Oh, toi, tu m’enquiquines !
John Janowicz nous offre ici son premier long-métrage, et le moins que l’on puisse dire, c’est qu’il vise un peu trop haut avec un tel degré philosophique. Ce qui fait de Life Like un film assez… particulier.
Je ne dirais pas ”mal maîtrisé”, mais plutôt maladroit et présomptueux dans l’ensemble.
Sophie et James acquièrent un androïde afin de les aider dans leur vie de tous les jours. Mais dès l’arrivée de l’artificiel dans leur quotidien, leur couple va devoir affronter des épreuves qu’il n’imaginait pas.
Jusque-là, tout est ok.
Pitch génial, au potentiel incroyable, mais… , j’ai eu l’impression de regarder un film d’art et essai sur fond de SF pendant 1h30. Non pas que j’ai du mal avec le genre, mais la lenteur du propos donnerait presque l’envie de gueuler sur son écran pour que les personnages soient un peu plus réalistes dans leurs dialogues. Généralement, j’adore la ”soft” SF (comme l’excellent The Lobster, par exemple). Les films de ce genre mettent bien souvent mal à l’aise en perturbant nos repères spatio-temporels, mais là, on a clairement affaire à un téléfilm (surtout au vu du maigre budget d’à peine 2 millions de $…) ; un acting assez basique, des plans très (trop) lisibles, et un scénario un tout petit peu surprenant.

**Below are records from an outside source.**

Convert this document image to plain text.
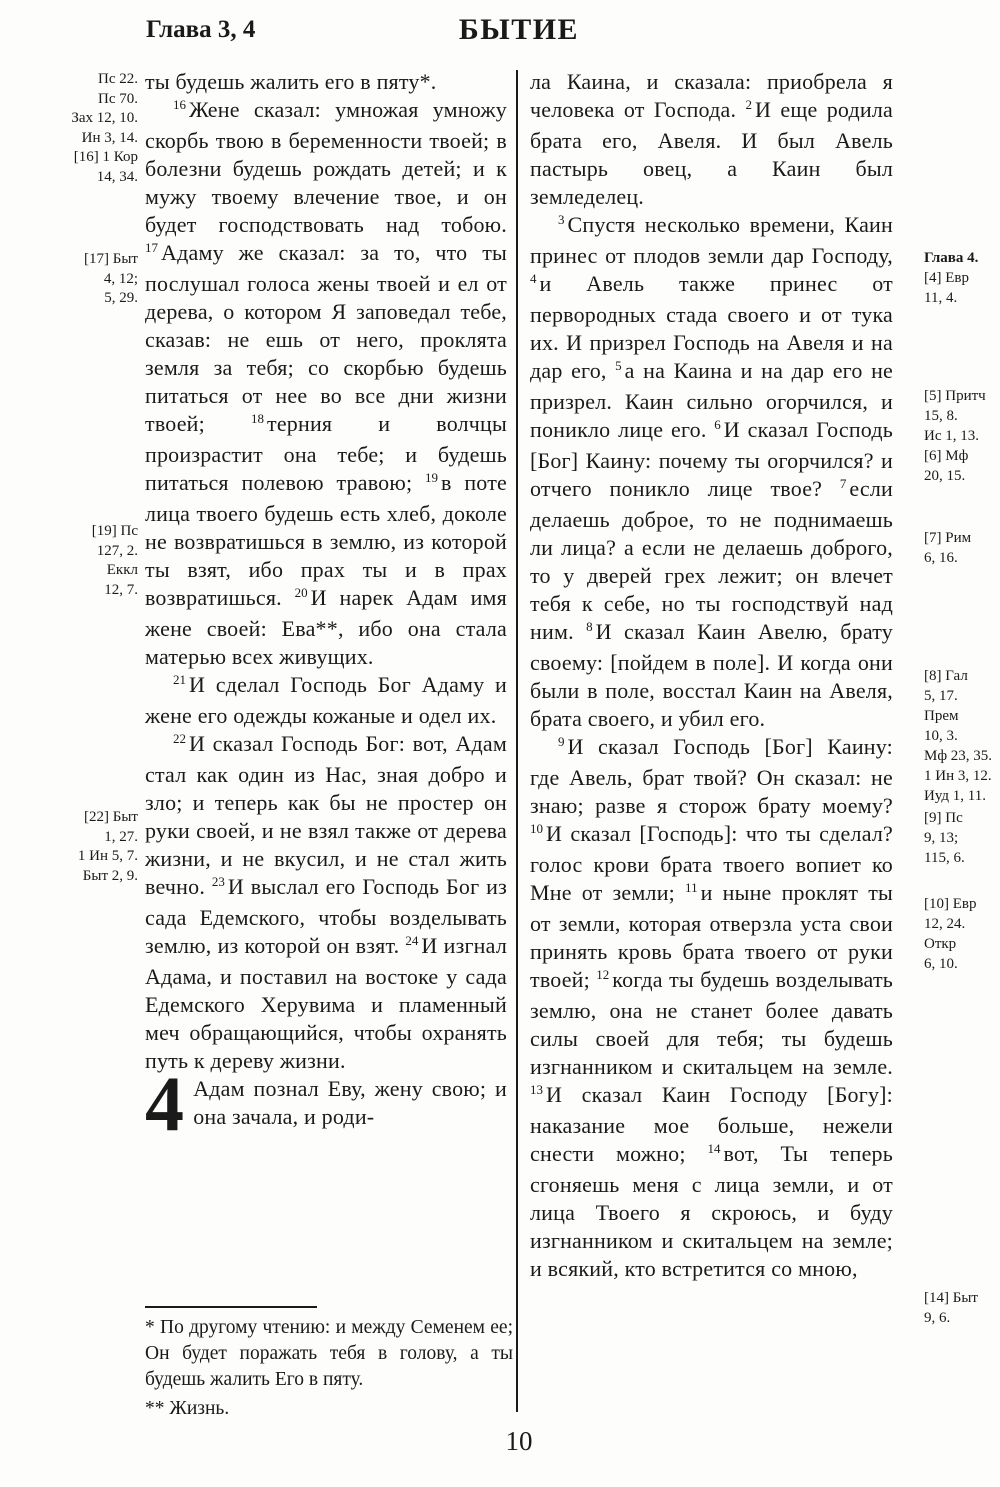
Глава 3, 4	БЫТИЕ
Пс 22.
Пс 70.
Зах 12, 10.
Ин 3, 14.
[16] 1 Кор
14, 34.
[17] Быт
4, 12;
5, 29.
[19] Пс
127, 2.
Еккл
12, 7.
[22] Быт
1, 27.
1 Ин 5, 7.
Быт 2, 9.
Глава 4.
[4] Евр
11, 4.
[5] Притч
15, 8.
Ис 1, 13.
[6] Мф
20, 15.
[7] Рим
6, 16.
[8] Гал
5, 17.
Прем
10, 3.
Мф 23, 35.
1 Ин 3, 12.
Иуд 1, 11.
[9] Пс
9, 13;
115, 6.
[10] Евр
12, 24.
Откр
6, 10.
[14] Быт
9, 6.

ты будешь жалить его в пяту*.

$^{16}$ Жене сказал: умножая умножу скорбь твою в беременности твоей; в болезни будешь рождать детей; и к мужу твоему влечение твое, и он будет господствовать над тобою. $^{17}$ Адаму же сказал: за то, что ты послушал голоса жены твоей и ел от дерева, о котором Я заповедал тебе, сказав: не ешь от него, проклята земля за тебя; со скорбью будешь питаться от нее во все дни жизни твоей; $^{18}$ терния и волчцы произрастит она тебе; и будешь питаться полевою травою; $^{19}$ в поте лица твоего будешь есть хлеб, доколе не возвратишься в землю, из которой ты взят, ибо прах ты и в прах возвратишься. $^{20}$ И нарек Адам имя жене своей: Ева**, ибо она стала матерью всех живущих.

$^{21}$ И сделал Господь Бог Адаму и жене его одежды кожаные и одел их.

$^{22}$ И сказал Господь Бог: вот, Адам стал как один из Нас, зная добро и зло; и теперь как бы не простер он руки своей, и не взял также от дерева жизни, и не вкусил, и не стал жить вечно. $^{23}$ И выслал его Господь Бог из сада Едемского, чтобы возделывать землю, из которой он взят. $^{24}$ И изгнал Адама, и поставил на востоке у сада Едемского Херувима и пламенный меч обращающийся, чтобы охранять путь к дереву жизни.

4 Адам познал Еву, жену свою; и она зачала, и роди-

ла Каина, и сказала: приобрела я человека от Господа. $^2$ И еще родила брата его, Авеля. И был Авель пастырь овец, а Каин был земледелец.

$^3$ Спустя несколько времени, Каин принес от плодов земли дар Господу, $^4$ и Авель также принес от первородных стада своего и от тука их. И призрел Господь на Авеля и на дар его, $^5$ а на Каина и на дар его не призрел. Каин сильно огорчился, и поникло лице его. $^6$ И сказал Господь [Бог] Каину: почему ты огорчился? и отчего поникло лице твое? $^7$ если делаешь доброе, то не поднимаешь ли лица? а если не делаешь доброго, то у дверей грех лежит; он влечет тебя к себе, но ты господствуй над ним. $^8$ И сказал Каин Авелю, брату своему: [пойдем в поле]. И когда они были в поле, восстал Каин на Авеля, брата своего, и убил его.

$^9$ И сказал Господь [Бог] Каину: где Авель, брат твой? Он сказал: не знаю; разве я сторож брату моему? $^{10}$ И сказал [Господь]: что ты сделал? голос крови брата твоего вопиет ко Мне от земли; $^{11}$ и ныне проклят ты от земли, которая отверзла уста свои принять кровь брата твоего от руки твоей; $^{12}$ когда ты будешь возделывать землю, она не станет более давать силы своей для тебя; ты будешь изгнанником и скитальцем на земле. $^{13}$ И сказал Каин Господу [Богу]: наказание мое больше, нежели снести можно; $^{14}$ вот, Ты теперь сгоняешь меня с лица земли, и от лица Твоего я скроюсь, и буду изгнанником и скитальцем на земле; и всякий, кто встретится со мною,

* По другому чтению: и между Семенем ее; Он будет поражать тебя в голову, а ты будешь жалить Его в пяту.

** Жизнь.

10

TOUT PETIT PEU VOUS DIS-JE.
Le pot aux roses, pour moi, c’est la direction de Steven Strait. Je sais que c’est un argument qui sera facilement contré par l’intention du propos, mais pourquoi nous faire douter dès ses premières apparitions ? On ne sait plus sur quoi se concentrer, du coup.
Et puisqu’on parle de pourquoi… Pourquoi nous retourner le cerveau si loin dans l’intrigue qu’on en viendrait presque à s’en foutre finalement de Sophie et James ? J’en avais clairement plus rien à faire de leur couple… Tellement il y avait un canyon à explorer !
Vous comprenez le dilemme ?
Life Like, c’est une idée de génie, qui est d’ailleurs exploitée depuis des décennies au cinéma, mais qui n’a pas su se concrétiser au vu de la complexité de son propos initial ; l’infime limite qui sépare l’humain de la (beaucoup trop nouvelle) IA, et surtout… disons-le, d’une fougue de son réalisateur, peut-être encore un peu trop frais pour se lancer dans de telles réalisations métaphysiques.